Bring your data import processes into the cloud

Andreas Rütten

6. July 2023

Reading time: 3 min

Bring your data import processes into the cloud

For a company which is hosting a popular jobs and real estate website, it is essential to have a healthy and resilient data import pipeline in place.

Before migrating into AWS, the company was ~~self-~~hosting their software application and infrastructure responsible for the data imports on-premises. The import data was flowing via FTP-uploads to the importer service, which was then loading the assets, like images, into an on-premises data store and putting the document data of the single advertisements into a SQL database.

With their self-hosted solution, they had to face several challenges:

One major issue was the lack of scalability. At unpredictable times, their customers were uploading large amounts of data via FTP, which had to be processed by the import pipeline. This caused incidents and outages sometimes.
Another issue was the lack of sufficient space for the large amount of assets in their datastore.

Cloud architecture and data flow

These requirements led us to create the following infrastructure:

As the interface for the import data upload, we created a REST API with the AWS API Gateway, providing an authenticated public URL.

The import pipeline behind the API Gateway consists of a chain of AWS Lambda and AWS SQS to separate the lambda code to single concerns as described below. Lambdas are serverless event-driven functions that execute custom code which can be used to process data in real-time. SQS is a fully managed message queue service that enables you to decouple and scale microservices, distributed systems, and serverless applications. With SQS, you can easily manage the flow of data between your Lambdas, ensuring that your data import pipelines are reliable and scalable:

The first lambda examines the incoming data, ensuring that it meets the formatting requirements and that the required information is present. After that, it fetches all the linked assets, like images, stores them into S3 and puts the data as single objects into SQS for further processing.
The second lambda enriches the received objects with additional data like geographical information based on the fetched geo-data from the objects and puts the enriched objects into another queue.
The third lambda generates the asset URLs, creates a document based on the object data and puts the result into Elasticsearch.

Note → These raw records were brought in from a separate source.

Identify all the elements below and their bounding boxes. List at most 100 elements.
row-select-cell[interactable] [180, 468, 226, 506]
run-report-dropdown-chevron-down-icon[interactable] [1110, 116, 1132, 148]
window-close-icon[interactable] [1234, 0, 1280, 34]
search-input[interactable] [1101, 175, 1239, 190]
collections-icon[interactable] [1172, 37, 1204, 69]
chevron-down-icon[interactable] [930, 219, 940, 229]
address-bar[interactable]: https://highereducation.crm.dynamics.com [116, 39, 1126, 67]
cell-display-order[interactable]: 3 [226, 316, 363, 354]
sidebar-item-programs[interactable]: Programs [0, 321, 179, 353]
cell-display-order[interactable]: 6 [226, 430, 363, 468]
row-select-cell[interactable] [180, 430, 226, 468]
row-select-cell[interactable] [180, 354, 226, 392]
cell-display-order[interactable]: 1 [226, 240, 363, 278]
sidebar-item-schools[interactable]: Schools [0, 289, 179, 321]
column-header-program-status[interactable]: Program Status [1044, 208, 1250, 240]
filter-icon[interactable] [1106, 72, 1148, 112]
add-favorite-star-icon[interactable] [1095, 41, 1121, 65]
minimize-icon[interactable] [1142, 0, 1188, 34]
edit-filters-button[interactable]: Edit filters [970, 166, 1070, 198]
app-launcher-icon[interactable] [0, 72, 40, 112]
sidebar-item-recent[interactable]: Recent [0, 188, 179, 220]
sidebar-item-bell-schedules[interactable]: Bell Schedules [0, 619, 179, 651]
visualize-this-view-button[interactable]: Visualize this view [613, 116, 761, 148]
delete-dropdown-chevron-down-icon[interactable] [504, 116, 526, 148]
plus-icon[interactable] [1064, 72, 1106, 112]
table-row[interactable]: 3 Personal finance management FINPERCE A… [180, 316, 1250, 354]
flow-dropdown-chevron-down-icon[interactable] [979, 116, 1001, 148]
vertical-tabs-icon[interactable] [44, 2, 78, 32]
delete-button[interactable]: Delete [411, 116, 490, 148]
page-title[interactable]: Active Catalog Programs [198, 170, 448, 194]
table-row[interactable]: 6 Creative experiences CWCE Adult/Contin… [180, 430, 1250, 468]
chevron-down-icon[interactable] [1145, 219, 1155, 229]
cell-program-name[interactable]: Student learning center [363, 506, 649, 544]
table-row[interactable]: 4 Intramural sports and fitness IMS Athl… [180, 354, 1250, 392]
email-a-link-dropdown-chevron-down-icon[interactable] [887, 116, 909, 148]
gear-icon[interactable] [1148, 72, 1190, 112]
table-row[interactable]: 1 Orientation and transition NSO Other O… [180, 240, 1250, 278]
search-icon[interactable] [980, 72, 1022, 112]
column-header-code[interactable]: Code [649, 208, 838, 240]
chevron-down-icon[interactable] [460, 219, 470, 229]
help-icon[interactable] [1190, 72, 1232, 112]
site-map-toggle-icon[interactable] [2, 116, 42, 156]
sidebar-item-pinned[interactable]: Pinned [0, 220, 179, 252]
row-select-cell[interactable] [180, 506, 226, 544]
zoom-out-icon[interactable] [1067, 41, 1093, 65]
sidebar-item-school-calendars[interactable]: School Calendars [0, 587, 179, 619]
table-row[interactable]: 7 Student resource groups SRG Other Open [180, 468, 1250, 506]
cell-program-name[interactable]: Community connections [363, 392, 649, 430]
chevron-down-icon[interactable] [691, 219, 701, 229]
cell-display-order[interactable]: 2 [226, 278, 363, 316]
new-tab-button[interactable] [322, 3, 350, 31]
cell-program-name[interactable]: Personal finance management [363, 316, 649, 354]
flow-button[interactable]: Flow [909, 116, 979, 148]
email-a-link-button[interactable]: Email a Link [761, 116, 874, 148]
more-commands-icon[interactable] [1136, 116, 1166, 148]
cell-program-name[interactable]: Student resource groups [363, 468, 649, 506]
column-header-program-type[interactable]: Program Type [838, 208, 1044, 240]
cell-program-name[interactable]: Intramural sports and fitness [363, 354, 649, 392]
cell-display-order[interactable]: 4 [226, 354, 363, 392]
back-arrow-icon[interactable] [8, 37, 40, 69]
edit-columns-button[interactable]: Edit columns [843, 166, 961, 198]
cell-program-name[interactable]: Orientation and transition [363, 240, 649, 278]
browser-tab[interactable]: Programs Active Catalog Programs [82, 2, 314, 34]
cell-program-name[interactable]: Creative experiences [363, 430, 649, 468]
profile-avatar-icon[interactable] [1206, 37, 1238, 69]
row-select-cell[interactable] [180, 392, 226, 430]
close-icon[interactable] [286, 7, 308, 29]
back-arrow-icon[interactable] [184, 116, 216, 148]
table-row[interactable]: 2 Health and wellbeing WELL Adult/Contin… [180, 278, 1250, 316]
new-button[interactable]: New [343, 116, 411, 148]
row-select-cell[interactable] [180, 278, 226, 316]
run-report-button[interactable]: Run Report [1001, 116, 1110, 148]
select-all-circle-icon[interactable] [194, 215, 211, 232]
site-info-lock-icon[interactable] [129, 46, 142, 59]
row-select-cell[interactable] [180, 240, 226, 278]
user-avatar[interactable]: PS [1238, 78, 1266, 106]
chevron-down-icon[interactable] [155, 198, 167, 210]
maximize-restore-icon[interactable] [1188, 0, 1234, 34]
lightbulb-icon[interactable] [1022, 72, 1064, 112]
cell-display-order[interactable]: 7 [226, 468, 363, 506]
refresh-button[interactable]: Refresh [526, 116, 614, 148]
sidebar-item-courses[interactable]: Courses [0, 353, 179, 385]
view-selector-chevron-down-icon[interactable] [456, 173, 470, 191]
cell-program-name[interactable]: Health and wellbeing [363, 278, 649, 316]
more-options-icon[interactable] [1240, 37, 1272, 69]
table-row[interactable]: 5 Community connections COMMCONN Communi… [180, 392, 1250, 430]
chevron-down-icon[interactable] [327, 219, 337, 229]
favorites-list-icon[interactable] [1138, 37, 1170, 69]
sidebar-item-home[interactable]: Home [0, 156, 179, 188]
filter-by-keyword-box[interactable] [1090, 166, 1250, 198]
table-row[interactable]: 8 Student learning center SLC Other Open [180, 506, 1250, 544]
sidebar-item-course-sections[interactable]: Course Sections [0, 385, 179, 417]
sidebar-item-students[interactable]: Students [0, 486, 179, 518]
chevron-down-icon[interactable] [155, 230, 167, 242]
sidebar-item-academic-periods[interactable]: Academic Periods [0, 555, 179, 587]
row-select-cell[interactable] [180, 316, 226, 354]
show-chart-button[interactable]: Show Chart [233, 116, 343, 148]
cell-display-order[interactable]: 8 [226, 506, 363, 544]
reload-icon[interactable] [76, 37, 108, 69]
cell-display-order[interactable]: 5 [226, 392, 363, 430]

The Elasticsearch cluster, which is a highly scalable and distributed search engine in AWS, is used as searchable document store for the consuming job search applications– and real estate– search applications.

Conclusion and benefits

Self-hosting crucial services on-premises like the import data pipeline in this case, can present several challenges like lacking scalability lacking availability. By moving the workload to the AWS cloud, the company took advantage of the scalability, resiliency and reliability of cloud-based solutions while ensuring the performance of real-time data processing and the safety of a durable object store. Also, backed with Elasticsearch, the company could provide a fast and flexible object-search application to their customers.